The Amalfi coast is Italy’s version of Big Sur - picturesque and dramatic at every turn.   We had a quintessential Italian experience in the town of Amalfi when we got lost amidst the buildings in search of an elusive chocolate shoppe.   An ancient woman was hanging her laundry over the balcony, singing.  The tones reverberated off the walls and she was unaware of us.  We thought initially it might be a recording, the voice so powerful and moving.  Oh, it was a stunning few minutes.  She let us take a picture of her once she realized we were soaking her up.  
Pompeii was bigger than we’d imagined, thoroughly impressive.   It had to be a pearl of a city in it’s time.  

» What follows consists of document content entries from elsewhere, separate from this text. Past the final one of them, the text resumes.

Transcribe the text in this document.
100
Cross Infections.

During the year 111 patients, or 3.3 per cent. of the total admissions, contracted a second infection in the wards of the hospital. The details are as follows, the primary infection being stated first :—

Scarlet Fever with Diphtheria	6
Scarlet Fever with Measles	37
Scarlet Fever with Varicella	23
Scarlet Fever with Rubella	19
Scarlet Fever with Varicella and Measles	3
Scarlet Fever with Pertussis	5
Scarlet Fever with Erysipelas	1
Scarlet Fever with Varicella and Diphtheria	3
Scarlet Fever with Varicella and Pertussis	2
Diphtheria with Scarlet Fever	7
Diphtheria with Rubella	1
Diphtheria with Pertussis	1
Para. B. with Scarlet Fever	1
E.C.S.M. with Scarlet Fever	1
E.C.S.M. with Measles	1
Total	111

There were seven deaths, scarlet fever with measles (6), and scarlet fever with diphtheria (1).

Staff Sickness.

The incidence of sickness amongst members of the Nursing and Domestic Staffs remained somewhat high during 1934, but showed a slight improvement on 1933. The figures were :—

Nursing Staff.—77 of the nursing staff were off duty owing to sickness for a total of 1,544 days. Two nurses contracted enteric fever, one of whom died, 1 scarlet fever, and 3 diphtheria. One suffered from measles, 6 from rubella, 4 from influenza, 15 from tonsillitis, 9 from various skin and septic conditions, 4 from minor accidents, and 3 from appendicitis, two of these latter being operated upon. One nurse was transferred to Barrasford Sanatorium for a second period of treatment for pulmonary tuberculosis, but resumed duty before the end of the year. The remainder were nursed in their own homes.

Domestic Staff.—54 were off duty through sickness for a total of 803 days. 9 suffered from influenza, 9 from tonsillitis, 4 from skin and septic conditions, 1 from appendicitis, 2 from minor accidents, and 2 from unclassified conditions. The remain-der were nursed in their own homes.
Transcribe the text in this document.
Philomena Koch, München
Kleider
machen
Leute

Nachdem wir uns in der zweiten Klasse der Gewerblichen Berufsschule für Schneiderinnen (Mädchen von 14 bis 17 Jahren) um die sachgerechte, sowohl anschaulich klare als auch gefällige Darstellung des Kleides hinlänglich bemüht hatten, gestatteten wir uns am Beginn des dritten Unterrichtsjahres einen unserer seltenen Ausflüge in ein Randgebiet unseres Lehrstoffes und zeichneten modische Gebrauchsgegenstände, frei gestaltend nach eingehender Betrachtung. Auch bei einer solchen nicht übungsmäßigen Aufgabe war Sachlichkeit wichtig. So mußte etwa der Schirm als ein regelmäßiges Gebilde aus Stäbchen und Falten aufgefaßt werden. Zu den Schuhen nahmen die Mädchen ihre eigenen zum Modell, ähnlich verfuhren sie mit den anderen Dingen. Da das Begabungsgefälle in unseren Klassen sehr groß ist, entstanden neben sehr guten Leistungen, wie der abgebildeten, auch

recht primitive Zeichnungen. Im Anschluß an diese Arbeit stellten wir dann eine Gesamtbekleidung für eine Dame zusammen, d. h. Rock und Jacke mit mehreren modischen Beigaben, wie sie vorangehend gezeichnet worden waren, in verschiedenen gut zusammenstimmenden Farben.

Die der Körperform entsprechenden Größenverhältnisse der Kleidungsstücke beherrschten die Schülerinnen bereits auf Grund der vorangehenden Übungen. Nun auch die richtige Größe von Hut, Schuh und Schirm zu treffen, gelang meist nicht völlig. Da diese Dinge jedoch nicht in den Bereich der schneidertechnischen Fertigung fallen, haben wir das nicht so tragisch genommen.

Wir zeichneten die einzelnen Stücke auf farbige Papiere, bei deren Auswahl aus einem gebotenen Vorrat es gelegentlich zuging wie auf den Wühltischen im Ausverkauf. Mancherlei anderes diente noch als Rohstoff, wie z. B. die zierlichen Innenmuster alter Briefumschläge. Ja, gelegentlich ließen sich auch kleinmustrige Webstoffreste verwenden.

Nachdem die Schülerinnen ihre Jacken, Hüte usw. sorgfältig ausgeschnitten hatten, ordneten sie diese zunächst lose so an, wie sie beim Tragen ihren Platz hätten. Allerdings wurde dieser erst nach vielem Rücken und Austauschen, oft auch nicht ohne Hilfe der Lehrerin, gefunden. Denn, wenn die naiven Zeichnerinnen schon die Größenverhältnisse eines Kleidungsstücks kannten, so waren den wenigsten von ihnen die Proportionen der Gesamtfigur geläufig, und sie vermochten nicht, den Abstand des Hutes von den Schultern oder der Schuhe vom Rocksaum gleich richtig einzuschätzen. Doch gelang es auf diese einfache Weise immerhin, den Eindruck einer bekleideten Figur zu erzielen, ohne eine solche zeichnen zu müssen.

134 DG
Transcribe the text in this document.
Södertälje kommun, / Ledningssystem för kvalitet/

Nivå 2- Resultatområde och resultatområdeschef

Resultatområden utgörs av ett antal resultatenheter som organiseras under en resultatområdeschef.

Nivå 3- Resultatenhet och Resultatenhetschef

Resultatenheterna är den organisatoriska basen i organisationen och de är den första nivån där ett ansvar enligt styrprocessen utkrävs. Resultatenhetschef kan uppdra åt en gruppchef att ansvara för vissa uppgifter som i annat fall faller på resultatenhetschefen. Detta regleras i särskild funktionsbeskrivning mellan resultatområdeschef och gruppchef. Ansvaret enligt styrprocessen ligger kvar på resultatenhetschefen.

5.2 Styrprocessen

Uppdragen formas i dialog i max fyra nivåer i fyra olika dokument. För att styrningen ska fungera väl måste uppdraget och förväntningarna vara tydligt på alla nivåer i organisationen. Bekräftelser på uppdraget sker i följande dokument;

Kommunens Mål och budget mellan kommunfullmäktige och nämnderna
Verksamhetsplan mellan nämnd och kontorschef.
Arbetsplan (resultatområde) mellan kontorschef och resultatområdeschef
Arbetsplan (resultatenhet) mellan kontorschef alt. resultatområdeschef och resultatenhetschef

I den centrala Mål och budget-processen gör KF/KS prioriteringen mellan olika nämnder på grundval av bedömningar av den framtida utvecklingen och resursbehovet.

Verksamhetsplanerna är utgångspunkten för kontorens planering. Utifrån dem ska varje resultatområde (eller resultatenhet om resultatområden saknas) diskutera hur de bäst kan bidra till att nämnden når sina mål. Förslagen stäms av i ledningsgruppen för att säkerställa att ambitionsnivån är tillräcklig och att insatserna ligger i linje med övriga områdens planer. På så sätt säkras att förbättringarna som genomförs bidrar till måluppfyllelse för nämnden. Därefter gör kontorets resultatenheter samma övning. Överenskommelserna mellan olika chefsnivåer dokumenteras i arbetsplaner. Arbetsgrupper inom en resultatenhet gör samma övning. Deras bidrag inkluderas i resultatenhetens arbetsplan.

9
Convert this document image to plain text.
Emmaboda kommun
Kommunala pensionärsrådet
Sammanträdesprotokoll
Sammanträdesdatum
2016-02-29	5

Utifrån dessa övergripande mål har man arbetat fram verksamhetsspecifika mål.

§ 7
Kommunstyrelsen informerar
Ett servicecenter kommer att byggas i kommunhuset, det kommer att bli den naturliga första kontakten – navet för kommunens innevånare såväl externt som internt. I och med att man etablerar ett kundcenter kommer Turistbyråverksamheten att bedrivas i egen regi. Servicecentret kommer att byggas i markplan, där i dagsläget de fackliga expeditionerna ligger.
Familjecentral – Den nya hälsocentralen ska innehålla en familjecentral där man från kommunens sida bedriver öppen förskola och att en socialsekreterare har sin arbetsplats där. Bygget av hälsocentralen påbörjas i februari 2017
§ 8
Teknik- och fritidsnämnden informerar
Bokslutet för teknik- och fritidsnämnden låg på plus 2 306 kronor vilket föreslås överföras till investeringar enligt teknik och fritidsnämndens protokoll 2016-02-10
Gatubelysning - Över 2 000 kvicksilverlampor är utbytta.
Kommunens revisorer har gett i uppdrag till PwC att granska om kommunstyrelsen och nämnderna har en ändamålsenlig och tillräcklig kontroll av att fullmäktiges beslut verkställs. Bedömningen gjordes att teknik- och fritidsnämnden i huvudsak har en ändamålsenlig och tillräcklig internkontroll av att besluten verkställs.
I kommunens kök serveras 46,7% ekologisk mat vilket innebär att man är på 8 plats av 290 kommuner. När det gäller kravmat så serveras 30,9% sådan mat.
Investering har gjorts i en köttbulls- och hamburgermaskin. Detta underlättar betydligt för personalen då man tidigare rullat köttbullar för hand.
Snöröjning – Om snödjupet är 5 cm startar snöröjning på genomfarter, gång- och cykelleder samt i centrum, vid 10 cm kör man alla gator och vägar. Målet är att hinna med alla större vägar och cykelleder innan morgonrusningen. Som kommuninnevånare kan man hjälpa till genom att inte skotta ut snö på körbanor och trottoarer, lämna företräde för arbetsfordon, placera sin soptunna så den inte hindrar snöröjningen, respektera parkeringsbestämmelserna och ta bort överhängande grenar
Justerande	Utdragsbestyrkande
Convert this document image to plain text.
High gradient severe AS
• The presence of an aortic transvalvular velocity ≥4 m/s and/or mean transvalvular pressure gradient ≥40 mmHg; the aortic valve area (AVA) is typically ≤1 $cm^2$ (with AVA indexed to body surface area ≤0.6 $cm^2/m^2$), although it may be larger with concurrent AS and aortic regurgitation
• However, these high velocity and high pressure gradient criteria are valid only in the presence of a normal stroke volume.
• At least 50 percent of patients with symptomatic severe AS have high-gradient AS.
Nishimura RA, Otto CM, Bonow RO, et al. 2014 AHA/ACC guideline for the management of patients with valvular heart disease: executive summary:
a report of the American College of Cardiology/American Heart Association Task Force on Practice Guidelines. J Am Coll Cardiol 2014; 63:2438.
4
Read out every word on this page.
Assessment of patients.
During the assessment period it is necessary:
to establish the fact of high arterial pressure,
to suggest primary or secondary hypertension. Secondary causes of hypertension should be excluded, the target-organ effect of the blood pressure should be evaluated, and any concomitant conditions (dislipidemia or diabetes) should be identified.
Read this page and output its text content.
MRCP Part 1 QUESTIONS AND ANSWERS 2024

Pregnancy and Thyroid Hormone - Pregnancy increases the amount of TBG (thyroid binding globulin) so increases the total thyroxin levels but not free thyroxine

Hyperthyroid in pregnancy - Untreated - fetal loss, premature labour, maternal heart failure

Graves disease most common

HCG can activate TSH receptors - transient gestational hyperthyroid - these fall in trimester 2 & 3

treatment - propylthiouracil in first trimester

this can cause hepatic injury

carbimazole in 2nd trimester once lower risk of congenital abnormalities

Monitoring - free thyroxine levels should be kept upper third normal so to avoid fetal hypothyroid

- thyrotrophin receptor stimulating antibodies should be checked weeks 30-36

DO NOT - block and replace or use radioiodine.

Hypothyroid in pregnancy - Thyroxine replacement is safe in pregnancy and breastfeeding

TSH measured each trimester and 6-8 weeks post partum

We traveled north to Florence for a day, it was like coming home.  The Arno river, the Duomo, the piazzas, the market, the fake statue of David, the Medici buildings...all familiar and comforting to see they hadn’t changed.  The Mille Miglia (1000 mile) race was going through while we were there, which thrilled Brad to pieces.  All these wildly expensive foreign sports cars passing by - a full 25% of our pictures from the trip are those cars!!   I, meanwhile, was picking out chocolates at the nearby pasticceria.  

We spent Mother’s Day in Florence until 3:30, then to Rome where we had cappuccinos at the Pantheon.  The picture with me making an ‘A’ was taken on top of the Duomo’s tower, one of my most favorite places on earth and where I want a portion of my ashes scattered when the day comes.   I was there feeling anxious and sad when my first marriage was falling apart, again after a marathon feeling victorious and optimistic, and now, feeling betrayed and sad and confused as I once again looked upon that beautiful, beautiful city surrounded by the green hills of Tuscany.  Of course had a good cry.  The picture was before the cry but just the act of making the ‘A’ started me in that direction.   

All in all....a very good trip for the situation.  I recommend Italy to anyone trying to escape their life.